The link between Marie Curie and the United States would not have been possible without the help of Mary Meloney, editor in chief of the magazine The Delineator. In May 1920, Meloney interviewed Curie. When asked, “If you could make a wish, what would it be?“
Curie responded, “I need one gram of radium to continue my research but I cannot afford it. Radium is too expensive for me.”
Following this exchange, Meloney launched the Marie Curie Radium Fund in the United States and succeeded in raising $100,000 in less than a year through the support of American women, an amount worth over $1.2 million in today’s dollars, adjusting for inflation.
In May 1921, Curie and her two daughters crossed the Atlantic for a US tour and to thank the American donors for their generosity.
Without their support, her scientific accomplishments would not have been possible.
Learn more about how you can continue this legacy of collaboration and be a part of the future of Curie’s cancer research.
Her six-week tour started in New York, where she attended a luncheon at the house of Mrs. Andrew Carnegie before receptions at the Waldorf Astoria and a dinner hosted by the Association of American University Women (AAUW) at Carnegie Hall.

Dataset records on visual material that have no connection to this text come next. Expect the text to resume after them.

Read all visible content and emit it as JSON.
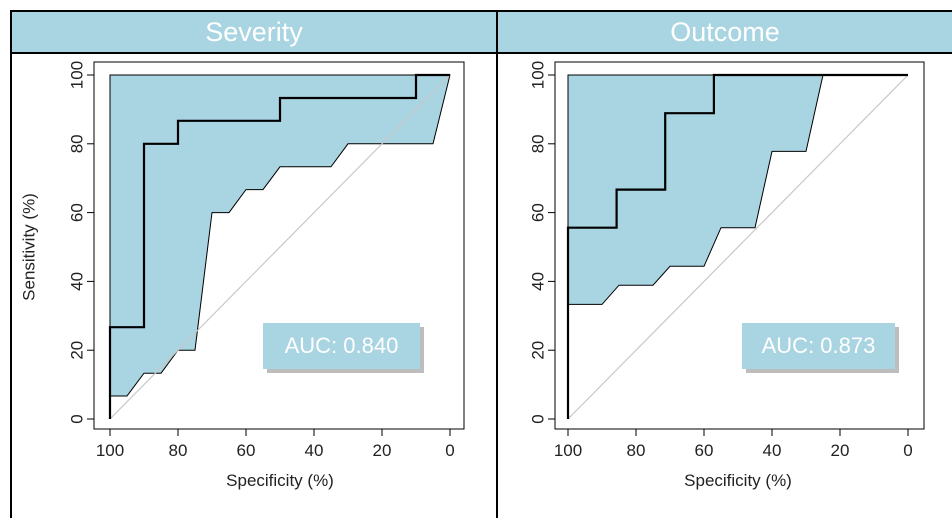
{
  "colors": {
    "header_bg": "#a9d4e2",
    "ci_fill": "#a9d4e2",
    "curve": "#000000",
    "diagonal": "#c8c8c8",
    "auc_box": "#a9d4e2"
  },
  "chart_data": [
    {
      "type": "line",
      "title": "Severity",
      "xlabel": "Specificity (%)",
      "ylabel": "Sensitivity (%)",
      "xlim": [
        100,
        0
      ],
      "ylim": [
        0,
        100
      ],
      "x_ticks": [
        "100",
        "80",
        "60",
        "40",
        "20",
        "0"
      ],
      "y_ticks": [
        "0",
        "20",
        "40",
        "60",
        "80",
        "100"
      ],
      "auc_label": "AUC: 0.840",
      "roc_curve": [
        [
          100,
          0
        ],
        [
          100,
          26.7
        ],
        [
          90,
          26.7
        ],
        [
          90,
          80
        ],
        [
          80,
          80
        ],
        [
          80,
          86.7
        ],
        [
          50,
          86.7
        ],
        [
          50,
          93.3
        ],
        [
          10,
          93.3
        ],
        [
          10,
          100
        ],
        [
          0,
          100
        ]
      ],
      "ci_upper": [
        [
          100,
          100
        ],
        [
          0,
          100
        ]
      ],
      "ci_lower": [
        [
          0,
          100
        ],
        [
          5,
          80
        ],
        [
          30,
          80
        ],
        [
          35,
          73.3
        ],
        [
          50,
          73.3
        ],
        [
          55,
          66.7
        ],
        [
          60,
          66.7
        ],
        [
          65,
          60
        ],
        [
          70,
          60
        ],
        [
          75,
          20
        ],
        [
          80,
          20
        ],
        [
          85,
          13.3
        ],
        [
          90,
          13.3
        ],
        [
          95,
          6.7
        ],
        [
          100,
          6.7
        ]
      ]
    },
    {
      "type": "line",
      "title": "Outcome",
      "xlabel": "Specificity (%)",
      "ylabel": "",
      "xlim": [
        100,
        0
      ],
      "ylim": [
        0,
        100
      ],
      "x_ticks": [
        "100",
        "80",
        "60",
        "40",
        "20",
        "0"
      ],
      "y_ticks": [
        "0",
        "20",
        "40",
        "60",
        "80",
        "100"
      ],
      "auc_label": "AUC: 0.873",
      "roc_curve": [
        [
          100,
          0
        ],
        [
          100,
          55.6
        ],
        [
          85.7,
          55.6
        ],
        [
          85.7,
          66.7
        ],
        [
          71.4,
          66.7
        ],
        [
          71.4,
          88.9
        ],
        [
          57.1,
          88.9
        ],
        [
          57.1,
          100
        ],
        [
          0,
          100
        ]
      ],
      "ci_upper": [
        [
          100,
          100
        ],
        [
          25,
          100
        ]
      ],
      "ci_lower": [
        [
          25,
          100
        ],
        [
          30,
          77.8
        ],
        [
          40,
          77.8
        ],
        [
          45,
          55.6
        ],
        [
          55,
          55.6
        ],
        [
          60,
          44.4
        ],
        [
          70,
          44.4
        ],
        [
          75,
          38.9
        ],
        [
          85,
          38.9
        ],
        [
          90,
          33.3
        ],
        [
          100,
          33.3
        ]
      ]
    }
  ]
}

She would later appear at the American Museum of Natural History, where an exhibit commemorated her discovery of radium. The American Chemical Society, the New York Mineralogical Club, cancer research facilities and the Bureau of Mines held events in her honor. Later that week, 2,000 Smith College students sang Curie’s praises in a choral concert before bestowing her with an honorary degree. Dozens more colleges and universities, including Yale, Wellesley and the University of Chicago, conferred honors on her.
It was during this trip, in a ceremony at the White House on May 20, 1921, that the President of the United States, Warren Harding, presented Marie Curie with the gram of radium purchased with the funds raised. It allowed the Institut to continue its research and achieve significant advances in the field of radiation therapy.
Since then, the friendship with the United Stated has remained. In 1929, once more through funds raised by American women, Curie received another gram of radium presented by President Hoover, which she donated to the University of Warsaw.
Since Marie Curie’s trip to the US in 1921, Institut Curie has built on her legacy, forging strong relationships and partnerships with Americans donors, American universities and cancer experts.